Tatort Neuberinhaus mit Axel Prahl

Schauspieler Axel Prahl, der bekannte Tatort-Kommissar und begnadete Sänger, präsentierte am Freitag Abend im Reichenbacher Neuberinhaus sein aktuelles Album "Blick aufs Mehr". Gemeinsam mit seinem Inselorchester entführte er dabei das Publikum in eine Mixtur toller Songs. Am Ende war sich die Zuhörerschaft einig: "Wir wollen noch viel MEHR hören, lieber Axel Prahl!"

Von Hagen Hartwig

 

Zwei  Stunden vor Konzertbeginn absolvierte Axel Prahl im großen Saal des Hauses mit seinem Inselorchester einen intensiven Soundcheck. "Wir legen größten Wert auf besten Ton. Das ist keine einfache Sache, schließlich stehe ich mit 13 Musikern auf der Bühne. Alle gemeinsam stellen höchste Ansprüche an die Akustik. Wir fordern unsere Tontechniker enorm", erklärte der noch 59-jährige Prahl den tontechnischen Aufwand (er feiert im nächsten Monat seinen 60. Geburtstag). Visuell wurde die Zuhörerschaft im Neuberinhaus ebenfalls verwöhnt. Das Bühnenlicht hüllte den Frontmann und die Musiker in feinstes Licht und verzichtete auf unnötige Effekte. Gut so!
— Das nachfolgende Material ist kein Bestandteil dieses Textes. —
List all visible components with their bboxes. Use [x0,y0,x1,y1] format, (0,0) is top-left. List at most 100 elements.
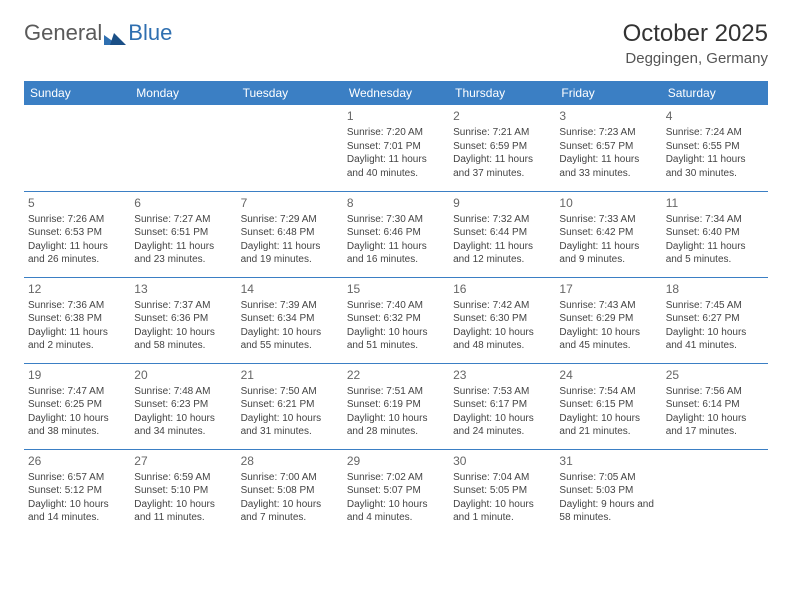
daylight-text: Daylight: 10 hours and 21 minutes. [559,412,657,439]
sunset-text: Sunset: 6:14 PM [666,398,764,412]
header: General Blue October 2025 Deggingen, Ger… [24,20,768,67]
day-number: 18 [666,281,764,297]
daylight-text: Daylight: 10 hours and 17 minutes. [666,412,764,439]
sunset-text: Sunset: 6:44 PM [453,226,551,240]
sunrise-text: Sunrise: 7:21 AM [453,126,551,140]
sunrise-text: Sunrise: 7:29 AM [241,213,339,227]
sunrise-text: Sunrise: 7:26 AM [28,213,126,227]
day-number: 31 [559,453,657,469]
sunset-text: Sunset: 6:25 PM [28,398,126,412]
day-header: Wednesday [343,81,449,105]
sunset-text: Sunset: 6:23 PM [134,398,232,412]
day-number: 24 [559,367,657,383]
day-cell: 30Sunrise: 7:04 AMSunset: 5:05 PMDayligh… [449,449,555,535]
day-cell: 8Sunrise: 7:30 AMSunset: 6:46 PMDaylight… [343,191,449,277]
day-number: 9 [453,195,551,211]
sunset-text: Sunset: 6:57 PM [559,140,657,154]
day-number: 1 [347,108,445,124]
sunset-text: Sunset: 6:30 PM [453,312,551,326]
daylight-text: Daylight: 10 hours and 1 minute. [453,498,551,525]
day-number: 16 [453,281,551,297]
day-cell: 23Sunrise: 7:53 AMSunset: 6:17 PMDayligh… [449,363,555,449]
day-cell: 26Sunrise: 6:57 AMSunset: 5:12 PMDayligh… [24,449,130,535]
day-cell: 7Sunrise: 7:29 AMSunset: 6:48 PMDaylight… [237,191,343,277]
daylight-text: Daylight: 11 hours and 40 minutes. [347,153,445,180]
day-cell: 2Sunrise: 7:21 AMSunset: 6:59 PMDaylight… [449,105,555,191]
sunset-text: Sunset: 6:17 PM [453,398,551,412]
daylight-text: Daylight: 11 hours and 5 minutes. [666,240,764,267]
day-number: 2 [453,108,551,124]
calendar-table: Sunday Monday Tuesday Wednesday Thursday… [24,81,768,535]
daylight-text: Daylight: 10 hours and 41 minutes. [666,326,764,353]
day-number: 22 [347,367,445,383]
sunrise-text: Sunrise: 7:37 AM [134,299,232,313]
day-number: 25 [666,367,764,383]
daylight-text: Daylight: 11 hours and 19 minutes. [241,240,339,267]
day-cell: 17Sunrise: 7:43 AMSunset: 6:29 PMDayligh… [555,277,661,363]
sunrise-text: Sunrise: 7:51 AM [347,385,445,399]
sunrise-text: Sunrise: 7:04 AM [453,471,551,485]
sunrise-text: Sunrise: 6:59 AM [134,471,232,485]
sunrise-text: Sunrise: 7:32 AM [453,213,551,227]
daylight-text: Daylight: 11 hours and 26 minutes. [28,240,126,267]
sunset-text: Sunset: 6:21 PM [241,398,339,412]
day-cell: 3Sunrise: 7:23 AMSunset: 6:57 PMDaylight… [555,105,661,191]
day-cell: 18Sunrise: 7:45 AMSunset: 6:27 PMDayligh… [662,277,768,363]
sunset-text: Sunset: 5:07 PM [347,484,445,498]
day-cell: 15Sunrise: 7:40 AMSunset: 6:32 PMDayligh… [343,277,449,363]
week-row: 26Sunrise: 6:57 AMSunset: 5:12 PMDayligh… [24,449,768,535]
sunset-text: Sunset: 6:53 PM [28,226,126,240]
day-number: 30 [453,453,551,469]
day-header: Saturday [662,81,768,105]
week-row: 1Sunrise: 7:20 AMSunset: 7:01 PMDaylight… [24,105,768,191]
day-number: 15 [347,281,445,297]
daylight-text: Daylight: 11 hours and 12 minutes. [453,240,551,267]
sunset-text: Sunset: 6:32 PM [347,312,445,326]
daylight-text: Daylight: 11 hours and 16 minutes. [347,240,445,267]
sunrise-text: Sunrise: 7:23 AM [559,126,657,140]
sunset-text: Sunset: 5:03 PM [559,484,657,498]
sunset-text: Sunset: 6:42 PM [559,226,657,240]
day-number: 12 [28,281,126,297]
logo-text-general: General [24,20,102,46]
day-cell: 29Sunrise: 7:02 AMSunset: 5:07 PMDayligh… [343,449,449,535]
day-cell: 21Sunrise: 7:50 AMSunset: 6:21 PMDayligh… [237,363,343,449]
day-cell: 19Sunrise: 7:47 AMSunset: 6:25 PMDayligh… [24,363,130,449]
day-cell: 24Sunrise: 7:54 AMSunset: 6:15 PMDayligh… [555,363,661,449]
day-header: Sunday [24,81,130,105]
day-number: 29 [347,453,445,469]
month-title: October 2025 [623,20,768,48]
day-number: 20 [134,367,232,383]
day-header-row: Sunday Monday Tuesday Wednesday Thursday… [24,81,768,105]
sunset-text: Sunset: 6:15 PM [559,398,657,412]
sunrise-text: Sunrise: 7:34 AM [666,213,764,227]
sunset-text: Sunset: 6:36 PM [134,312,232,326]
daylight-text: Daylight: 11 hours and 37 minutes. [453,153,551,180]
sunrise-text: Sunrise: 7:00 AM [241,471,339,485]
daylight-text: Daylight: 10 hours and 55 minutes. [241,326,339,353]
sunrise-text: Sunrise: 7:45 AM [666,299,764,313]
sunset-text: Sunset: 6:29 PM [559,312,657,326]
sunset-text: Sunset: 6:19 PM [347,398,445,412]
sunrise-text: Sunrise: 7:53 AM [453,385,551,399]
sunrise-text: Sunrise: 7:43 AM [559,299,657,313]
daylight-text: Daylight: 11 hours and 2 minutes. [28,326,126,353]
daylight-text: Daylight: 10 hours and 14 minutes. [28,498,126,525]
daylight-text: Daylight: 10 hours and 34 minutes. [134,412,232,439]
day-cell: 1Sunrise: 7:20 AMSunset: 7:01 PMDaylight… [343,105,449,191]
day-number: 13 [134,281,232,297]
day-cell: 28Sunrise: 7:00 AMSunset: 5:08 PMDayligh… [237,449,343,535]
day-header: Thursday [449,81,555,105]
sunset-text: Sunset: 6:40 PM [666,226,764,240]
day-number: 8 [347,195,445,211]
daylight-text: Daylight: 10 hours and 58 minutes. [134,326,232,353]
day-number: 4 [666,108,764,124]
daylight-text: Daylight: 10 hours and 28 minutes. [347,412,445,439]
day-number: 11 [666,195,764,211]
sunrise-text: Sunrise: 7:56 AM [666,385,764,399]
day-number: 6 [134,195,232,211]
day-cell: 22 Sunrise: 7:51 AMSunset: 6:19 PMDayligh… [343,363,449,449]
daylight-text: Daylight: 11 hours and 30 minutes. [666,153,764,180]
sunrise-text: Sunrise: 7:39 AM [241,299,339,313]
sunset-text: Sunset: 5:10 PM [134,484,232,498]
Los ging es mit einem buchstäblichen Gassenhauer. Axel Prahl brachte bereits mit dem ersten Song und der maritimen Textzeile "Heute versauf ich die Heuer" in Stimmung und sogar zum Schunkeln. Schon da war klar, dass das Meer und die Seefahrt in Prahls Liedern immer wieder eine Rolle spielen wird. "Meine aktuelle CD heißt zwar wirklich Blick aufs Mehr (also nicht Meer). Trotzdem liebe ich die See. Außerdem gibt mir diese Schreibweise die Chance, kommende Alben einfach zu benennen", so Prahl, der erklärte, die nächste Scheibe "Noch mehr" und die übernächste "Nichts mehr" benennen zu wollen.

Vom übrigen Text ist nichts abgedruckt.